Abstract

Nonlinear optical phenomena in semiconductor lasers are induced by two types of mechanisms. The first mechanism is beating vibration (i.e., pulsing modulation) on spectral distributions of injected carriers (i.e., electrons and holes) due to lasing frequencies, which is observed as the spectral hole burning effect and whose relaxation is characterized with the intraband relaxation time on the order of 10−13 s. This effect occurs even when the numbers of injected carriers are constant. The second mechanism is beating vibration on the number of injected carriers, whose relaxation is characterized with the electron lifetime on the order of 10−9 s due to band-to-band transition.

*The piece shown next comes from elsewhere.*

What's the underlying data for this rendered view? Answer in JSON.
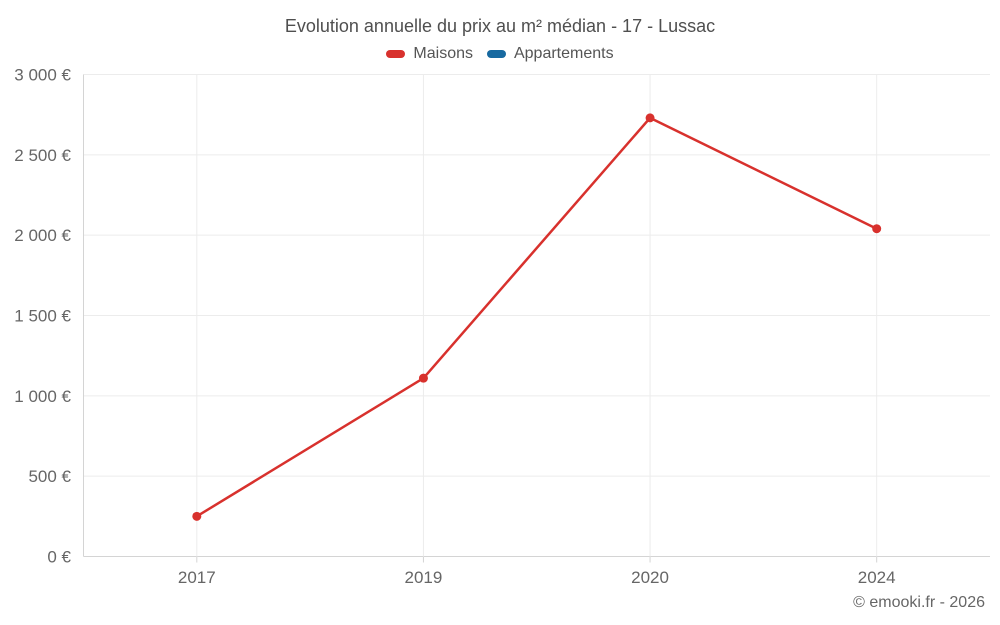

Master equations including these two nonlinear phenomena are obtained in this paper in a general form based on the density matrix formalism. As examples of the equations, characteristics of the saturated gain profile in a laser oscillator and the four-wave mixing effect (or generation of the phase-conjugate wave) in a traveling-wave laser amplifier are analyzed. A saturated gain profile on optical frequency in a laser oscillator contains both symmetric and asymmetric properties induced by the first and the second mechanisms, respectively, where the strengths of these properties are almost the same. While in the case of the four-wave mixing effect in a traveling-wave laser amplifier, the second mechanism is more effective than the first mechanism. These results coincide well with previous analyses by other authors which treated the above-mentioned phenomena individually.